Van Agt was inmiddels al geen lid meer van het CDA, de partij waarvoor hij van 1977 tot 1982 minister-president was. Hij koos zijn eigen koers. De laatste jaren zette hij zich vooral in voor een Palestijnse staat. Ook de wijze waarop een einde aan zijn leven kwam, hij koos samen met zijn vrouw Eugenie voor euthanasie, komt niet overeen met christendemocratische standpunten. Maar Van Agt koos zijn eigen weg.

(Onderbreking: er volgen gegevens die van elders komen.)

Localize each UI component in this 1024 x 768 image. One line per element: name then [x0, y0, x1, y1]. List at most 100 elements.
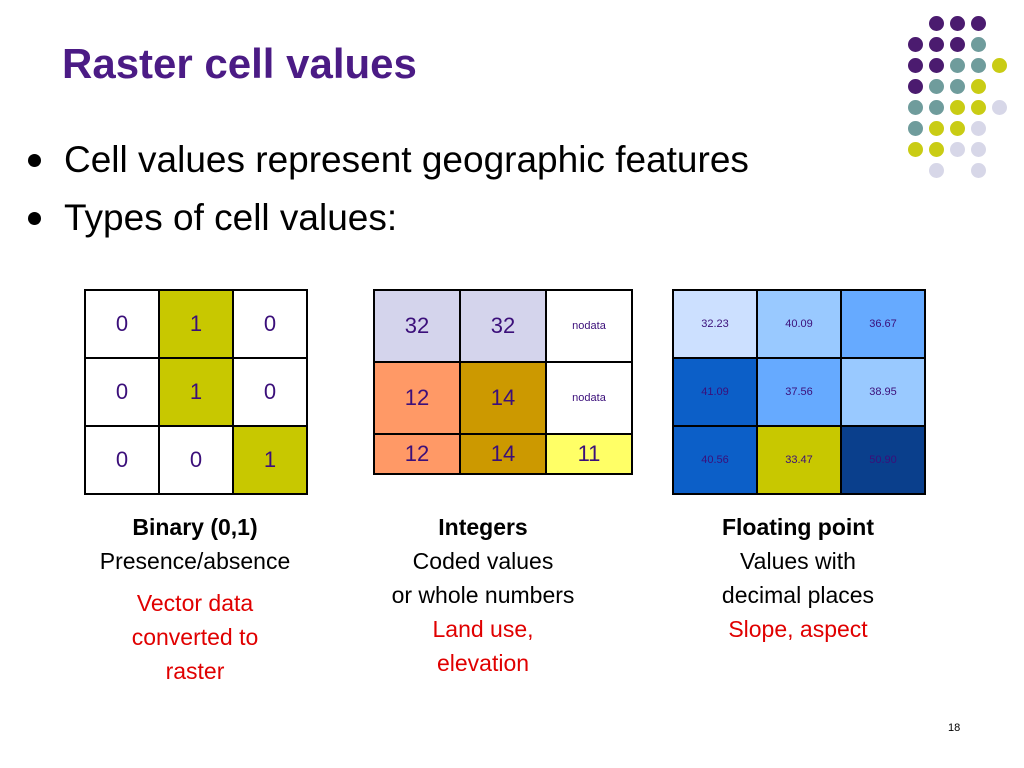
grid-cell: 38.95 — [840, 357, 926, 427]
decorative-dot — [971, 58, 986, 73]
float-caption-heading: Floating point — [721, 514, 874, 540]
grid-row: 12 14 11 — [373, 433, 633, 475]
integer-caption-description: Coded values — [412, 548, 554, 574]
grid-cell: 0 — [158, 425, 234, 495]
bullet-dot-icon — [28, 154, 41, 167]
decorative-dot — [908, 37, 923, 52]
grid-cell: 14 — [459, 361, 547, 435]
bullet-text: Cell values represent geographic feature… — [64, 139, 749, 180]
decorative-dot — [950, 16, 965, 31]
decorative-dot — [950, 37, 965, 52]
example-line: raster — [165, 658, 225, 684]
decorative-dot — [971, 79, 986, 94]
decorative-dot — [950, 58, 965, 73]
decorative-dot — [992, 58, 1007, 73]
grid-cell: 32.23 — [672, 289, 758, 359]
grid-cell: 41.09 — [672, 357, 758, 427]
float-raster-grid: 32.23 40.09 36.67 41.09 37.56 38.95 40.56 33.47… — [672, 289, 926, 495]
example-line: Slope, aspect — [728, 616, 868, 642]
integer-caption-heading: Integers — [438, 514, 528, 540]
grid-cell: 37.56 — [756, 357, 842, 427]
decorative-dot — [950, 100, 965, 115]
decorative-dot-pattern — [0, 0, 1024, 180]
decorative-dot — [929, 142, 944, 157]
binary-caption-description: Presence/absence — [99, 548, 291, 574]
bullet-dot-icon — [28, 212, 41, 225]
decorative-dot — [992, 100, 1007, 115]
decorative-dot — [929, 100, 944, 115]
binary-caption-example: Vector data converted to raster — [60, 586, 330, 688]
float-caption-description: Values with — [740, 548, 856, 574]
decorative-dot — [929, 58, 944, 73]
grid-cell: 0 — [84, 425, 160, 495]
integer-raster-grid: 32 32 nodata 12 14 nodata 12 14 11 — [373, 289, 633, 475]
grid-cell: 0 — [232, 357, 308, 427]
decorative-dot — [950, 121, 965, 136]
bullet-item: Cell values represent geographic feature… — [28, 138, 749, 196]
bullet-list: Cell values represent geographic feature… — [28, 138, 749, 254]
grid-cell: 12 — [373, 433, 461, 475]
grid-cell: 0 — [232, 289, 308, 359]
grid-cell: 36.67 — [840, 289, 926, 359]
example-line: Vector data — [136, 590, 254, 616]
grid-cell: 11 — [545, 433, 633, 475]
grid-cell: 32 — [373, 289, 461, 363]
decorative-dot — [908, 121, 923, 136]
decorative-dot — [950, 79, 965, 94]
slide-number: 18 — [948, 722, 961, 734]
grid-cell: 40.56 — [672, 425, 758, 495]
grid-cell: 1 — [232, 425, 308, 495]
decorative-dot — [908, 79, 923, 94]
grid-cell: 0 — [84, 357, 160, 427]
integer-caption: Integers Coded values or whole numbers L… — [348, 510, 618, 680]
float-caption-description: decimal places — [721, 582, 875, 608]
binary-caption-heading: Binary (0,1) — [132, 514, 258, 540]
grid-cell: 40.09 — [756, 289, 842, 359]
grid-cell: 32 — [459, 289, 547, 363]
slide-title: Raster cell values — [62, 40, 417, 87]
grid-cell: 50.90 — [840, 425, 926, 495]
decorative-dot — [971, 37, 986, 52]
grid-row: 12 14 nodata — [373, 361, 633, 435]
grid-cell: 0 — [84, 289, 160, 359]
decorative-dot — [971, 16, 986, 31]
example-line: Land use, — [432, 616, 534, 642]
binary-caption: Binary (0,1) Presence/absence Vector dat… — [60, 510, 330, 688]
decorative-dot — [929, 79, 944, 94]
grid-cell: 12 — [373, 361, 461, 435]
decorative-dot — [908, 142, 923, 157]
bullet-text: Types of cell values: — [64, 197, 398, 238]
decorative-dot — [929, 16, 944, 31]
integer-caption-example: Land use, elevation — [348, 612, 618, 680]
integer-caption-description: or whole numbers — [391, 582, 575, 608]
grid-row: 40.56 33.47 50.90 — [672, 425, 926, 495]
decorative-dot — [971, 163, 986, 178]
decorative-dot — [929, 163, 944, 178]
grid-cell: nodata — [545, 361, 633, 435]
decorative-dot — [929, 121, 944, 136]
grid-cell: nodata — [545, 289, 633, 363]
float-caption: Floating point Values with decimal place… — [668, 510, 928, 646]
decorative-dot — [908, 100, 923, 115]
decorative-dot — [971, 142, 986, 157]
example-line: converted to — [131, 624, 259, 650]
decorative-dot — [908, 58, 923, 73]
grid-row: 32 32 nodata — [373, 289, 633, 363]
float-caption-example: Slope, aspect — [668, 612, 928, 646]
bullet-item: Types of cell values: — [28, 196, 749, 254]
decorative-dot — [929, 37, 944, 52]
example-line: elevation — [436, 650, 530, 676]
decorative-dot — [971, 100, 986, 115]
grid-cell: 33.47 — [756, 425, 842, 495]
decorative-dot — [950, 142, 965, 157]
grid-cell: 1 — [158, 357, 234, 427]
grid-row: 32.23 40.09 36.67 — [672, 289, 926, 359]
grid-cell: 1 — [158, 289, 234, 359]
decorative-dot — [971, 121, 986, 136]
grid-row: 41.09 37.56 38.95 — [672, 357, 926, 427]
grid-cell: 14 — [459, 433, 547, 475]
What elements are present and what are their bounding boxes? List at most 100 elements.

Van Agt wilde cannabis eigenlijk volledig legaliseren
Ook wat betreft cannabis. Hij werd meermalen geëerd voor zijn rol in de totstandkoming van het gedoogbeleid. In 2009 kreeg hij uit handen van Edith Ringnalda (weduwe van Simon Vinkenoog) een Cannabis Culture Award. Deze prijs van het Hash Marihuana & Hemp Museum (Amsterdam/Barcelona) komt toe aan individuen en organisaties die zich hebben ingespannen voor de acceptatie van cannabis in al haar vormen. Van Agt zorgde voor het onderscheid tussen soft- en harddrugs en stond daarmee in 1976 als minister van Justitie aan de wieg van het gedoogbeleid, samen met collega Irene Vorrink (minister van Volksgezondheid)
In 2016 verscheen hij op het podium van het Cannabis Bevrijdingsfestival in Amsterdam. Zijn uitspraken leidden tot groot enthousiasme onder het publiek: ‘Makkers, het laatste nieuws is verrekte goed. Het laatste nieuws is dat Canada heeft besloten om cannabis te legaliseren. En waarom is dat nou zo belangrijk? Belangrijker dan drie of zelfs vele malen drie Amerikaanse staten bij elkaar? Canada heeft een enorme morele en politieke invloed in West-Europa, dus dat kan hier niet onbeantwoord blijven!’ VOC-voorzitter Derrick Bergman, mede-organisator van het festival: ‘Bij deze en andere gelegenheden vertelde Van Agt dat hij en volksgezondheidsminister Irene Vorrink cannabis in de jaren zeventig volledig wilden legaliseren. Maar daar ontbrak voldoende draagvlak voor in het kabinet Den Uyl, dus werd het decriminaliseren en gedogen. Het beleid bleef onvoltooid en is dat tot op de dag van vandaag. Maar toch: decennia lang was Nederland een lichtend voorbeeld voor activisten en progressieve bestuurders en politici over de hele wereld. Met onze coffeeshops en het door Van Agt en Vorrink ingevoerde gedoogbeleid bewezen we dat de hemel niet naar beneden valt als je cannabis gewoon in winkels verkoopt en consumptie en bezit toestaat.’
Joint tussen de lippen
In 2018 kreeg Dries van Agt de Koos Zwart Award op de nieuwjaarsbijeenkomst van het PCN. Darpan van Kuik maakte daar de iconische foto van Van Agt met een (onaangestoken) joint tussen de lippen. De foto ging de wereld rond, de joint verdween intact weer in het colbertje. Highlife schreef over die bijeenkomst in het eerste nummer van 2018: ‘Het optreden van de voormalig staatsman en taalvirtuoos is altijd bijzonder. Van Agt begon zijn speech met een dankwoord aan de inmiddels overleden strafjurist Louk Hulsman, die hem eind jaren ’60 ervan overtuigde dat het helemaal fout zat met het repressieve drugsbeleid in Nederland. De wetswijziging in 1976 is aan deze man te danken. Daarnaast verontschuldigde Van Agt zich voor het bescheiden beleid dat na de wetswijziging vorm kreeg. Van Agt: ‘In die tijd kon er echt geen sikkepit meer. (...) Ik heb een hele tijd in het optimisme geleefd; dit wordt het begin van de doorbraak. (...) Dat is niet het geval geweest.’ Dat cannabis anno 2024 nog steeds niet in Nederland gelegaliseerd is, is te wijten aan zijn opvolgers sinds 1982. Dries van Agt zelf was in 1976 zijn tijd al ver vooruit.